Anaplastic lymphoma kinase (ALK) is mapped to chromosome 2p23. It is a membrane spanning pleiotrophin receptor with tyrosine kinase activity, included in the insulin receptor superfamily. ALK mutation causes hereditary hemorrhagic telangiectasia type 2. Detection of ALK overexpression in tumors is important from the therapeutic point of view, since the number of ALK inhibitors is available for oncologic treatment. Used anti-ALK antibody must have high sensitivity and specificity for testing of different tumors for ALK overexpression. A number of different highly sensitive clones is available: 5A4, D5F3, OTI1A4/1A4 and  SP144. Clone ALK-1 seems to be less sensitive than other and works sufficiently well in cases of ALCL but is often false negative in other tumors with ALK translocations

Staining in normal tissues

In normal postnatal conditions ALK is localized only in the cytoplasm of a few cells in CNS and as granular cytoplasmic staining reaction of ganglion cells and axons.

Staining in tumors

Positive staining is reported in the following tumors:

  • ALK positive Anaplastic Large Cell Lymphoma (ALK+ ALCL) and its morphological variants
  • ALK positive Large B-Cell Lymphoma (ALK+ LBCL)
  • > 90% Merkel cell carcinoma
  • 50-70% of inflammatory myofibroblastic tumor
  • ~ 50% neuroblastoma
  • Some soft tissue tumors: rhabdomyosarcoma, Ewing’s/PNET, MFH, leiomyosarcoma, lipomatous tumors (liposarcomas, some  lipomas) and few other sarcomas,
  • 3 – 5% of lung adenocarcinomas are positive (harbor t(2;5) resulting in EML4–ALK fusion protein and show cytoplasmic staining pattern)
  • Usually low percentage of primary carcinomas in many organs
  • Few cases of skin melanoma (mostly acral) and spitzoid tumors
  • Few cases of squamous cell carcinoma of esophagus

Staining pattern

Staining pattern is variable depending on translocation partner gene.

Control tissue

Appendix showing weak to moderate granular cytoplasmic staining in the cytoplasm of ganglion cells and axons.

Application

Used in diagnostic panel and in screening for potential candidates for therapy with ALK inhibitors:

  • Anaplastic Large Cell Lymphoma
  • ALK+ Large B-Cell Lymphoma 
  • Inflammatory myofibroblastic tumor
  • May be useful to support diagnosis of other tumors (i.e. positive staining in appropriate morphological and clinical context may support the diagnosis of CK20 negative Merkel cell carcinoma) (link to Photo!)
  • Screening for ALK+ tumors as potential candidates for treatment with ALK inhibitors.

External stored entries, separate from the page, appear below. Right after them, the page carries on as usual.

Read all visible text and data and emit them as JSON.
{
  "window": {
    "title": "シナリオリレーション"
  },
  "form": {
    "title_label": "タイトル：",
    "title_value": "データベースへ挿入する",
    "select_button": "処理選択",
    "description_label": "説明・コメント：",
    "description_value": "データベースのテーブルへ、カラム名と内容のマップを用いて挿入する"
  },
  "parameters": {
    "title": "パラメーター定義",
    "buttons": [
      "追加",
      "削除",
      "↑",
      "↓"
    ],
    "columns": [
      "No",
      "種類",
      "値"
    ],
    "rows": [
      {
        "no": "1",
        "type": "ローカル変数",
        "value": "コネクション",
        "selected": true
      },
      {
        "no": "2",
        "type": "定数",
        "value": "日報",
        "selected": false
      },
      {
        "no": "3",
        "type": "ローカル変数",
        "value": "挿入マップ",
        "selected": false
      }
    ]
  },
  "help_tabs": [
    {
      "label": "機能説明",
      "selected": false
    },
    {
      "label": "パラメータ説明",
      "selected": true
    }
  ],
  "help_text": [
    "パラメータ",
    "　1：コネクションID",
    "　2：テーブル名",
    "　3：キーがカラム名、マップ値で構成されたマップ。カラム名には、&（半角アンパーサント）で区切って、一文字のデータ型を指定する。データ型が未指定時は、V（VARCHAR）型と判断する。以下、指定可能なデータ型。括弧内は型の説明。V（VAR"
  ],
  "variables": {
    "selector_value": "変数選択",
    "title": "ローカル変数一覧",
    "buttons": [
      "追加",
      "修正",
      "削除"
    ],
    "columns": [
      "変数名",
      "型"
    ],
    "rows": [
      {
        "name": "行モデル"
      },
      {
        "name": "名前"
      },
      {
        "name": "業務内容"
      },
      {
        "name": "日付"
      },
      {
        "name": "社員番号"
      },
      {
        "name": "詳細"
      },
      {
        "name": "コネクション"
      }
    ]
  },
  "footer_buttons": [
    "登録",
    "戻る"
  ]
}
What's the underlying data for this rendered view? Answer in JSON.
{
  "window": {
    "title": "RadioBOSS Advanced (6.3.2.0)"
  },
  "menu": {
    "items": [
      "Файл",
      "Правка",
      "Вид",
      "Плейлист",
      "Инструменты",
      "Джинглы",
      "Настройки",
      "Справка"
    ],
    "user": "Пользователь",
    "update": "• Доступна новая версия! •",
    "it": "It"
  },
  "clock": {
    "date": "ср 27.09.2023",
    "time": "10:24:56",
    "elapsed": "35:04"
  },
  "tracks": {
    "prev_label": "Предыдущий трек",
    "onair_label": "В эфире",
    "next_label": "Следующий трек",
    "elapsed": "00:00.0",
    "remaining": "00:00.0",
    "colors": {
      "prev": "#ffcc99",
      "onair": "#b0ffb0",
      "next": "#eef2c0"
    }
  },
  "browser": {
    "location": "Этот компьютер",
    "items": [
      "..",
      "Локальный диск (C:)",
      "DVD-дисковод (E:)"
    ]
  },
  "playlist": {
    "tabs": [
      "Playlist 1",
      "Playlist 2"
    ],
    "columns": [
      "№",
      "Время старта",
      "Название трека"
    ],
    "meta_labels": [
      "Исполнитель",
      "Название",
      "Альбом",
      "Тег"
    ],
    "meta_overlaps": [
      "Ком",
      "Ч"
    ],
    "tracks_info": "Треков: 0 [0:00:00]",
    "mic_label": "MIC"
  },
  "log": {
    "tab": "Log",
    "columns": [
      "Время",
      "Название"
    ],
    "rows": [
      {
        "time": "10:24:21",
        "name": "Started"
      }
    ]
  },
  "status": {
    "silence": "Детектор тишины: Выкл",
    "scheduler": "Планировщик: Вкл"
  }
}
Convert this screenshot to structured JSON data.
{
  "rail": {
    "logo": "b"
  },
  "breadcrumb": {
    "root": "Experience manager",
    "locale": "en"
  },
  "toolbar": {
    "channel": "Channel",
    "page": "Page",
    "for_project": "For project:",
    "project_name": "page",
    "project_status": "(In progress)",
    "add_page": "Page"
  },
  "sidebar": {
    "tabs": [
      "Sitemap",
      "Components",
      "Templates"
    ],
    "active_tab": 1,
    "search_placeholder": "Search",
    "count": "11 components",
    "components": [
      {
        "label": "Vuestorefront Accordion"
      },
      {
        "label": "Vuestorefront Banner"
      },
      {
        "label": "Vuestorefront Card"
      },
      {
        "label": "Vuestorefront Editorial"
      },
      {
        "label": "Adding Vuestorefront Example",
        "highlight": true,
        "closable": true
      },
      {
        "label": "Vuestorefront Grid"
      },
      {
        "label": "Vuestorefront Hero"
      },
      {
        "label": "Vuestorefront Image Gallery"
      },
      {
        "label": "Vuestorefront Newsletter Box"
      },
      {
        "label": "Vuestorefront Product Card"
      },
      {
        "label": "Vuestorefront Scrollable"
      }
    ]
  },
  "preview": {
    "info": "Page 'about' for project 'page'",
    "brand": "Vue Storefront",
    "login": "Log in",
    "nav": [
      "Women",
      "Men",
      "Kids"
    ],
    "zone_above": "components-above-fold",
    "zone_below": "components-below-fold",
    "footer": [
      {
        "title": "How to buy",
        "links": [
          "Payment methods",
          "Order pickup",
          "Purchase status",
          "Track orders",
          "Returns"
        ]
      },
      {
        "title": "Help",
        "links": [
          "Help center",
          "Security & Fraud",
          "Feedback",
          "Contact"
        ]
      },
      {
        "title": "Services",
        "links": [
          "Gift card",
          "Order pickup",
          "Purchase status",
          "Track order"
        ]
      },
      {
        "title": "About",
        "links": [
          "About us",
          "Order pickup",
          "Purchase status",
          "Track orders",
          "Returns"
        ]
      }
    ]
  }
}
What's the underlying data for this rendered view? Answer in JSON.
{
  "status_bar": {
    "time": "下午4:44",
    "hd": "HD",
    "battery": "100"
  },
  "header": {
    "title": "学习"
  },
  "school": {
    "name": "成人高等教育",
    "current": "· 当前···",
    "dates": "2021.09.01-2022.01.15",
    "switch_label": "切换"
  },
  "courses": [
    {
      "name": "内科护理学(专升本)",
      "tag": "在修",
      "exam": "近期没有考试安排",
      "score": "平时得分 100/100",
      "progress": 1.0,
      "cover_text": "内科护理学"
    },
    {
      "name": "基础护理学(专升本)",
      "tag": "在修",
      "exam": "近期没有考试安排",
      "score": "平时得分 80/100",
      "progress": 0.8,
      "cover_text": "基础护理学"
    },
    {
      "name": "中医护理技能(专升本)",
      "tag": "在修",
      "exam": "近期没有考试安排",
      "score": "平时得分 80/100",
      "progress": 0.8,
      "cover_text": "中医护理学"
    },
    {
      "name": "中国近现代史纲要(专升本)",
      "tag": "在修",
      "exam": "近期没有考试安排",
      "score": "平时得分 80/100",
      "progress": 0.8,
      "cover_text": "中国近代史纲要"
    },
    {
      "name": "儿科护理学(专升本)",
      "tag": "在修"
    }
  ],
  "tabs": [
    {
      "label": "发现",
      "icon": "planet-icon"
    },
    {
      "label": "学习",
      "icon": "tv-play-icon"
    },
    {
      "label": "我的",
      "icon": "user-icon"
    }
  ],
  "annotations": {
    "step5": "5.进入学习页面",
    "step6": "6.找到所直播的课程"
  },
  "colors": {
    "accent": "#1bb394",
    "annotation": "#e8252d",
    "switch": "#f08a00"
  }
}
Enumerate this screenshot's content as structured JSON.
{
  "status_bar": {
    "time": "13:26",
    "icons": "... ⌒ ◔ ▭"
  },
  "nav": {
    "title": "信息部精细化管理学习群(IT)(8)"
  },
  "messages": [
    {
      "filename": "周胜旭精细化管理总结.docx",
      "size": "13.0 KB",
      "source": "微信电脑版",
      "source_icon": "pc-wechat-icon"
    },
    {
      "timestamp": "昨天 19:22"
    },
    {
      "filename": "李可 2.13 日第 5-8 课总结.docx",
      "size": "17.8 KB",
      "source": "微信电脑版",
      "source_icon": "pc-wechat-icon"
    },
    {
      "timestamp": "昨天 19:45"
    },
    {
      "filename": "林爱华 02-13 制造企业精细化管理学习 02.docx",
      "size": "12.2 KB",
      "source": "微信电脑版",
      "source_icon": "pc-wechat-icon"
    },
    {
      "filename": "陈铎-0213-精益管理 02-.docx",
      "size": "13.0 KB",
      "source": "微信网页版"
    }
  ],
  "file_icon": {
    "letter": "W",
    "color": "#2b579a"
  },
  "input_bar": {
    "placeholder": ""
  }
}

Some treatment protocols require molecular confirmation (FISH) of the positive result of immunohistochemistry.

Selected references

  1. Cao S, Nambudiri VE. Anaplastic Lymphoma Kinase in Cutaneous Malignancies. Cancers (Basel). 2017 Sep 12;9(9). pii: E123. doi: 10.3390/cancers9090123
  2. Li XQ, Hisaoka M, Shi DR, et al. Expression of anaplastic lymphoma kinase in soft tissue tumors: an immunohistochemical and molecular study of 249 cases. Hum Pathol. 2004 Jun;35(6):711-21.
  3. Shaw AT, Solomon B, Kenudson MM. Crizotinib and testing for ALK.  J Natl Compr Canc Netw. 2011 Dec;9(12):1335-41.
  4. Webb TR, Slavish J, George RE, et al. Anaplastic lymphoma kinase: role in cancer pathogenesis and small-molecule inhibitor development for therapy. Expert Rev Anticancer Ther. 2009 Mar;9(3):331-56. doi: 10.1586/14737140.9.3.331.
  5. WHO Classification of Tumours of Haematopoietic and Lymphoid Tissues, Fourth Edition 2017
  6. Yi ES, Chung JH, Kulig K, et al. Detection of anaplastic lymphoma kinase (ALK) gene rearrangement in non-small cell lung cancer and related issues in ALK inhibitor therapy: a literature review. Mol Diagn Ther. 2012 Jun 1;16(3):143-50. doi: 10.2165/11632830-000000000-00000.